Another trend on the rise on the retail market is the use of store space for various events. On the Polish market, dominated by shopping centers, common areas serve the purpose. Such use of physical stores indicates that they offer additional shopping experience to drive sales, irrespective of the channel in which the actual purchase takes place.
Also in Poland, mobile apps provided by retailers are moving up in popularity. Essentially, they keep customers updated on products offered and current promotions while returning customers can earn points. Such solutions have already been put in place by health and beauty retailer Rossmann and H&M fashion stores, while hypermarket retailer Carrefour is offering virtual fitting rooms and an electronic sommelier advising shoppers on their choice of wine in the Posnania shopping centre. This is evidence of ongoing digitization of the in-store experience by both retailers and shopping center owners.
“In Poland, modern solutions for customers are being implemented primarily by property managers,” Mikołajczyk-Pyrć said. On the Polish market, in addition to hosting events in common areas, shopping center owners are introducing their own mobile apps and beacons on an ever larger scale. These technologies provide valuable statistics helping improve sales and enhancing comfort and the shopping experience,” she concluded.
The eCommerce market in Romania will be worth about EUR2.5bn this year and could double by 2020, the Romanian Association of Online Stores (AMRO) said.
Out of the 28 members states of EU, Romania is in last place in terms of digitalization and progress has been slow, but AMRO noted that Romania has good growth perspectives, as indicated in an EU intermediary report on the digital sector, published recently by the European Commission.
In the DESI report 2017, Romania is one of the countries with low performance, together with Bulgaria, Greece, Italy, Croatia, Poland, Cyprus, Hungary and Slovakia.

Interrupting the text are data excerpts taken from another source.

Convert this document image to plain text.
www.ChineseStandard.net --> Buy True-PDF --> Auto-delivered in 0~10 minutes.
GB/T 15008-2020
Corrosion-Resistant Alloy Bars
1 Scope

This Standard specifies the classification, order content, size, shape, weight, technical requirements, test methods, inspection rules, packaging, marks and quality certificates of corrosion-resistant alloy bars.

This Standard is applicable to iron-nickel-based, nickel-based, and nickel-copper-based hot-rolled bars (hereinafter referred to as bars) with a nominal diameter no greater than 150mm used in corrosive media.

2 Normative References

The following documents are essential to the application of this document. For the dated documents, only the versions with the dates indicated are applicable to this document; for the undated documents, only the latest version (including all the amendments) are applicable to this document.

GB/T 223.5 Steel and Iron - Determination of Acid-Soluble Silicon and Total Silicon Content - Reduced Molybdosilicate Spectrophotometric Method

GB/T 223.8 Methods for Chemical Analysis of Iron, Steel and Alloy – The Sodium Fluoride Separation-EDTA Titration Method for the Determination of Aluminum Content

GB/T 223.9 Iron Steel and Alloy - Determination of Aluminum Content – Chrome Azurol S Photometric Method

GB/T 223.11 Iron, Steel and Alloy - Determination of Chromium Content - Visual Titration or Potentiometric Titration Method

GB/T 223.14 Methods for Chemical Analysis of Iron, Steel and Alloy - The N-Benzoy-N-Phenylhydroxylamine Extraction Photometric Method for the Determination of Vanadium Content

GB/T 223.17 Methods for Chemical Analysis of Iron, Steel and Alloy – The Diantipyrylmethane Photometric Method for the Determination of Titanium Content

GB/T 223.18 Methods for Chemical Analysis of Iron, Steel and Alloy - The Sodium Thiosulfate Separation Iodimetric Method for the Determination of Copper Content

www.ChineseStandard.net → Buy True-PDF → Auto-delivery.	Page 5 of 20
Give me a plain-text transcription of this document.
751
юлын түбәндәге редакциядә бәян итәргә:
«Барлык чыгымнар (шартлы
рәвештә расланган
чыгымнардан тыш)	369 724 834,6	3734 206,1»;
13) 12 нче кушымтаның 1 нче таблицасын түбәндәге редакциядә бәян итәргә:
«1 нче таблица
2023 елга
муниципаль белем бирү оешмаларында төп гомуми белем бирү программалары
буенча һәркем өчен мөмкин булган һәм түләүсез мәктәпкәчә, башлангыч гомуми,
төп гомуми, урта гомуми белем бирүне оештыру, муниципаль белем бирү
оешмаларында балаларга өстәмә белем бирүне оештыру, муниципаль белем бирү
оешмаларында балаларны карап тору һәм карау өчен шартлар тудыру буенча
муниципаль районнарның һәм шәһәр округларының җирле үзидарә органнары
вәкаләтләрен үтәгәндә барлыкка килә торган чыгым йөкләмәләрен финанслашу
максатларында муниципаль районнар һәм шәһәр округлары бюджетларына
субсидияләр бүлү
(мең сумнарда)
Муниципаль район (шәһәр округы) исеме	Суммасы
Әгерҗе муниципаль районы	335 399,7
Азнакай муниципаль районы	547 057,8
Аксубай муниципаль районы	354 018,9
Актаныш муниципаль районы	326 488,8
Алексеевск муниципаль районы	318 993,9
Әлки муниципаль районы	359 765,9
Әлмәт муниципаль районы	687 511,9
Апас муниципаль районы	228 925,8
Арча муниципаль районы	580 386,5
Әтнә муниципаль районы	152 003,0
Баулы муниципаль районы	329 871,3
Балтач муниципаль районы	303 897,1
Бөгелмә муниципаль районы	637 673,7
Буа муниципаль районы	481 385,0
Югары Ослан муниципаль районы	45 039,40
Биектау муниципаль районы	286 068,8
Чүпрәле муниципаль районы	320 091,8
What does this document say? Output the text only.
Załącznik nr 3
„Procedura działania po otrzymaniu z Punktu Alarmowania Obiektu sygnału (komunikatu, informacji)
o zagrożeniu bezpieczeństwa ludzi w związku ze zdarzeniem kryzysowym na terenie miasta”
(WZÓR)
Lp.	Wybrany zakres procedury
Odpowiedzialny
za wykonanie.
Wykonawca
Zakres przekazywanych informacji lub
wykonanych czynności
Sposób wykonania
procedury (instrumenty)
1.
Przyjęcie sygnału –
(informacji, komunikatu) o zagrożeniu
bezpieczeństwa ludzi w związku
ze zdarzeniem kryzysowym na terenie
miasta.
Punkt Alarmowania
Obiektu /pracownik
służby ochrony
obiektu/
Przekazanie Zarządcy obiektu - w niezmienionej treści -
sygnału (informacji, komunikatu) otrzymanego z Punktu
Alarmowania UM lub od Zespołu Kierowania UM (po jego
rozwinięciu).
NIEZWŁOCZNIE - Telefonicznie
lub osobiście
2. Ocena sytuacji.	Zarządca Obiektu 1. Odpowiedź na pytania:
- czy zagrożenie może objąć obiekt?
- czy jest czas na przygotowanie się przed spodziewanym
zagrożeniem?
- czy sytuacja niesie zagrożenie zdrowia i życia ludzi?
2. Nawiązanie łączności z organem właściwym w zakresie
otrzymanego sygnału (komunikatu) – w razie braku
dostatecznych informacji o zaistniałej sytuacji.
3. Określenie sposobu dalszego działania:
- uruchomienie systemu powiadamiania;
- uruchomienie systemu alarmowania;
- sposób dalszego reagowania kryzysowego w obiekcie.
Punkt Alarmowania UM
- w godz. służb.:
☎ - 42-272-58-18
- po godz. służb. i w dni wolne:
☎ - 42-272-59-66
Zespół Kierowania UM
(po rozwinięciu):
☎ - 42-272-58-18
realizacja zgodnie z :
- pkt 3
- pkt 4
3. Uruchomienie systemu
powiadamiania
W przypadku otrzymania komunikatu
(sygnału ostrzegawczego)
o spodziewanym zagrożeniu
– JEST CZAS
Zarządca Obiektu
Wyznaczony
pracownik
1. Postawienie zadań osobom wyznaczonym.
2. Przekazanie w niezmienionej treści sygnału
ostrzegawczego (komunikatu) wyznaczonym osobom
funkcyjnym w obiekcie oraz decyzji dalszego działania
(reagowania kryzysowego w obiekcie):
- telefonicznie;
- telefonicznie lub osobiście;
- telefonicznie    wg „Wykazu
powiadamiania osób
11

On the other hand, Denmark, Finland, Sweden and Netherlands are the most advanced digital economies from EU.
Romania has the highest share of internet subscriptions from the EU and the mobile services on broadband is growing. Although Romanians use social media and video calls, they are reluctant regarding the online transactions, registering one of the lowest EU levels on online shopping and online banking services, according to the report. Only 56 per cent of Romanians use the internet on a regular basis.
“Online commerce can develop on a digital solid infrastructure and having a population with good digital skills. The good news is that we have favorable growth perspectives in both directions, which enables us to anticipate a doubling of the online commerce until 2020,” said Florinel Chis, executive director of AMRO.
The report focuses on the progress registered by the member states in digitalization, combining quantitative data supplied by Digital Economy and Society Index (DESI) and qualitative data on the specific policies of each country.
Hungary’s online retail trade generated EUR1.4bn in turnover in 2016, more than 5 per cent of the total national retail trade volume, according to a recent report by eNET Internet Research based on responses from web stores. The online retail (e-tail) sector grew in 2016 and is expected to continue growing its share of the total domestic retail trade, the report said.
The most popular product categories were IT and entertainment electronics, clothes, toys/gifts, and household machinery/white goods, according to the eNET research. Additionally to the size of the market, cart values also grew, according to eNET data. Online shoppers spent an average EUR42.18 in online purchases last year, EUR5.52 more than in 2015.
Hungarian web shops primarily offered cash payment on delivery, bank transfer or cash payment on site as payment options in 2016, eNET data reveal. Although a 25 basis-point expansion was seen in bank card payment on delivery, cash payment on delivery remains the most popular option in terms of both the number and value of orders.
According to eNET, the recent e-tail boom indicates that Hungarians have grown accustomed to this buying method. The number of online shoppers purchasing goods from domestic online shops grew by 600,000 in 2016 from just above 4 million in 2015. The number of shoppers ordering goods from foreign online stores also grew from 1.5 million in 2015 to 2.2 million in 2016.